À la Maison-Blanche, le président Donald Trump a brièvement manifesté sa satisfaction avant la signature du nouvel accord commercial qu'il a obtenu à la suite des pressions exercées par son administration sur le Canada et le Mexique au début de son mandat.
« Ce sera le meilleur et le plus important accord commercial jamais conclu par les États-Unis. Bon pour tout le monde - agriculteurs, fabricants, énergie, syndicats - un soutien formidable. »
Il s'agit en effet d'une victoire pour le président qui a donné l'impulsion à la renégociation de l'ALENA qu'il menaçait de déchirer en 2016 si le Canada et le Mexique refusaient de le rouvrir.
Nous allons finalement mettre un terme au pire accord commercial de notre pays, l'ALENA!
, a-t-il ajouté.
Un accord amélioré, selon Nancy Pelosi
À Washington, la présidente de la Chambre des représentants, la démocrate Nancy Pelosi, a affirmé que le nouvel accord servira de modèle aux futurs accords commerciaux des États-Unis.
Selon elle, il n'y a aucun doute
que l'ACEUM est meilleur que l'ALENA
et infiniment meilleur
que ce qu'avait initialement proposé l'administration Trump.

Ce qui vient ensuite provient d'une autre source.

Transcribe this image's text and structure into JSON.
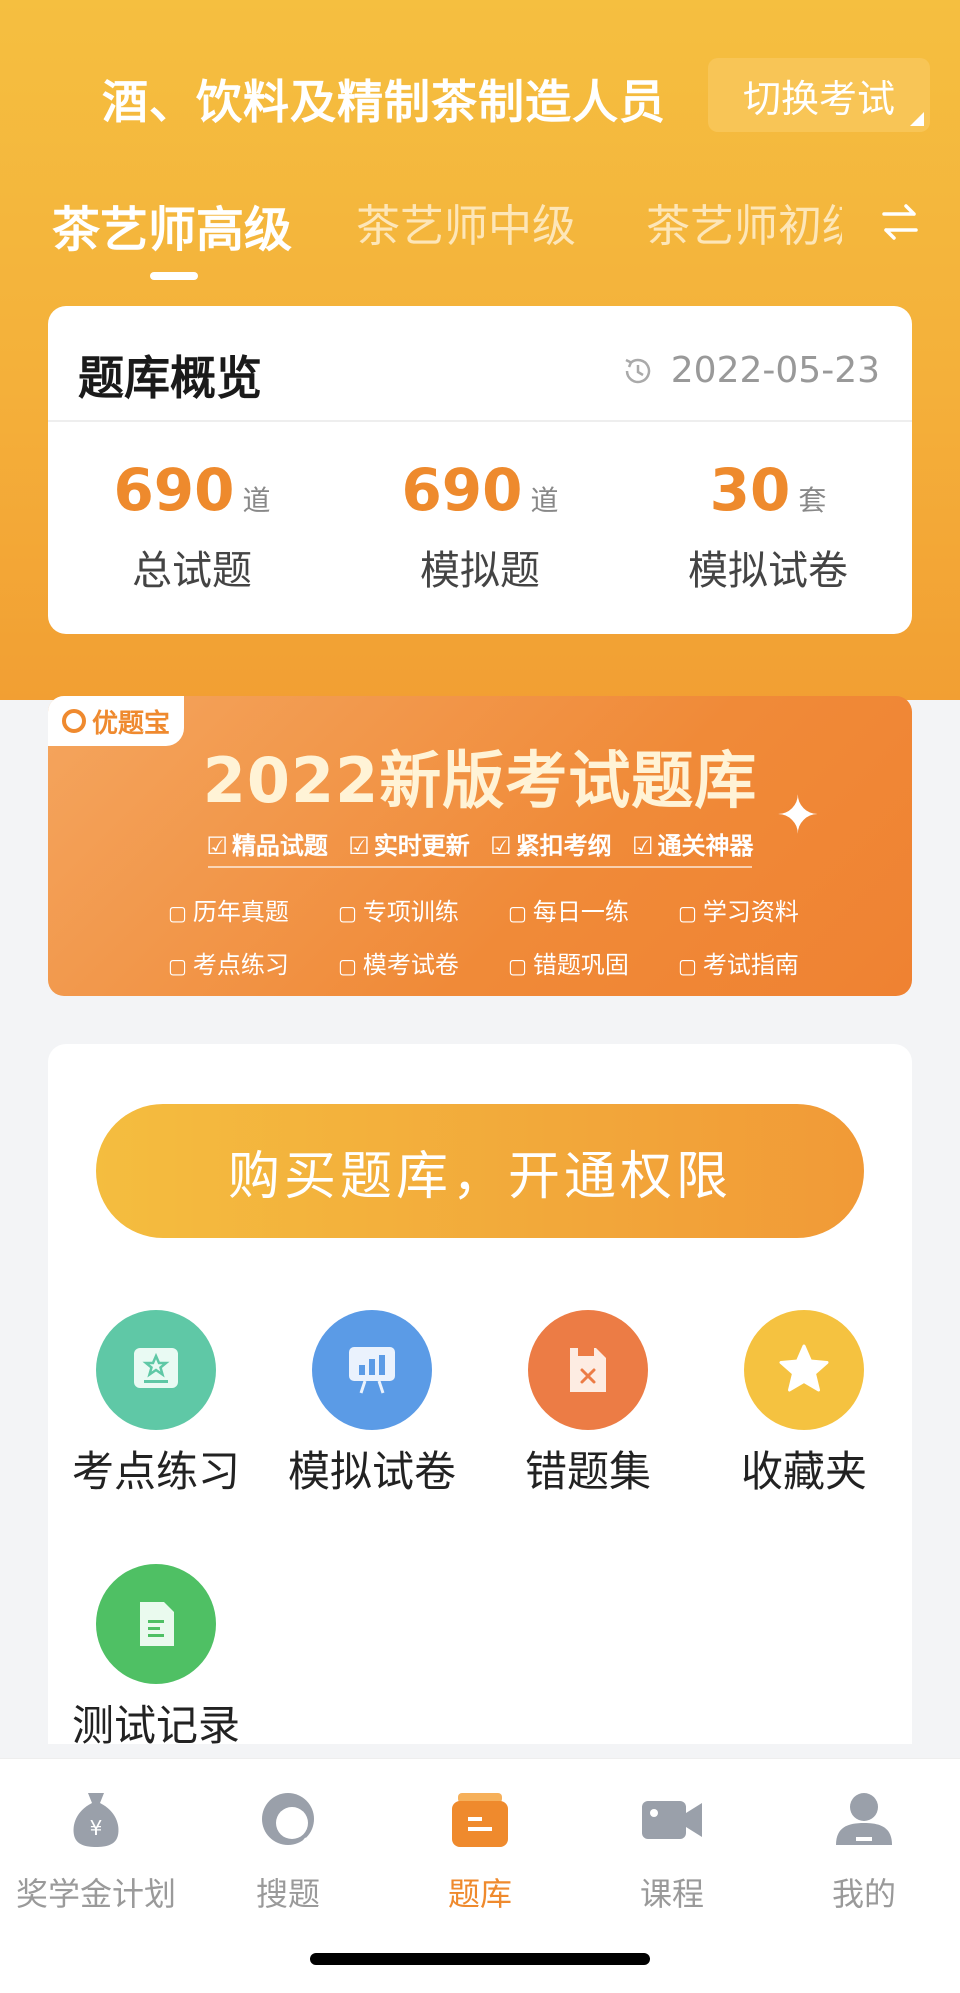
{
  "header": {
    "exam_title": "酒、饮料及精制茶制造人员",
    "switch_label": "切换考试"
  },
  "tabs": [
    {
      "label": "茶艺师高级",
      "active": true
    },
    {
      "label": "茶艺师中级",
      "active": false
    },
    {
      "label": "茶艺师初级",
      "active": false
    }
  ],
  "overview": {
    "title": "题库概览",
    "date": "2022-05-23",
    "stats": [
      {
        "value": "690",
        "unit": "道",
        "label": "总试题"
      },
      {
        "value": "690",
        "unit": "道",
        "label": "模拟题"
      },
      {
        "value": "30",
        "unit": "套",
        "label": "模拟试卷"
      }
    ]
  },
  "banner": {
    "logo": "优题宝",
    "title": "2022新版考试题库",
    "tags": [
      "精品试题",
      "实时更新",
      "紧扣考纲",
      "通关神器"
    ],
    "features": [
      "历年真题",
      "专项训练",
      "每日一练",
      "学习资料",
      "考点练习",
      "模考试卷",
      "错题巩固",
      "考试指南"
    ]
  },
  "buy_button": "购买题库，开通权限",
  "tools": [
    {
      "label": "考点练习",
      "icon": "certificate-icon",
      "color": "#5fc8a6"
    },
    {
      "label": "模拟试卷",
      "icon": "presentation-chart-icon",
      "color": "#5b9be6"
    },
    {
      "label": "错题集",
      "icon": "wrong-doc-icon",
      "color": "#ec7c45"
    },
    {
      "label": "收藏夹",
      "icon": "star-icon",
      "color": "#f5c240"
    },
    {
      "label": "测试记录",
      "icon": "document-icon",
      "color": "#4fc064"
    }
  ],
  "nav": [
    {
      "label": "奖学金计划",
      "icon": "money-bag-icon",
      "active": false
    },
    {
      "label": "搜题",
      "icon": "search-q-icon",
      "active": false
    },
    {
      "label": "题库",
      "icon": "question-bank-icon",
      "active": true
    },
    {
      "label": "课程",
      "icon": "video-camera-icon",
      "active": false
    },
    {
      "label": "我的",
      "icon": "person-icon",
      "active": false
    }
  ],
  "colors": {
    "accent": "#ef8a2d",
    "hero": "#f5bf40"
  }
}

Lors d'un événement organisé lundi soir par le Wall Street Journal, Mme Pelosi a affirmé que cela ne lui posait aucun problème d'approuver un accord originalement négocié par l'administration Trump, quitte à ce que ce dernier en revendique la victoire.
Il y a des gens ça et là qui disent : "Pourquoi donnerais-je une victoire au président Trump?" Eh bien, pourquoi pas? C'est la bonne chose à faire pour notre situation commerciale, pour nos travailleurs
, a-t-elle laissé tomber.
La conclusion d'un accord permet aussi à Mme Pelosi de souligner que le travail législatif de la Chambre des représentants se poursuit, malgré les efforts des démocrates visant à destituer le président Trump.
En ce qui concerne la ratification de l'ACEUM, le président du Comité des voies et moyens à la Chambre des représentants, Richard Neal, a laissé entendre que l'ACEUM sera rapidement soumis à l'approbation du Congrès, étape incontournable pour sa ratification.
Le gouvernement Trudeau avait quant à lui indiqué en juin que le nouvel ALENA serait soumis au Parlement canadien pour ratification en même temps qu'au Congrès des États-Unis.
Une première version de l'ACEUM avait été signée en novembre 2018 et ratifiée par le Mexique, mais la Chambre des représentants réclamait diverses modifications avant de l’approuver.
Une fois ratifié, l'ACEUM remplacera l’Accord de libre-échange nord-américain (ALENA), qui encadre les relations entre les trois pays depuis bientôt 26 ans.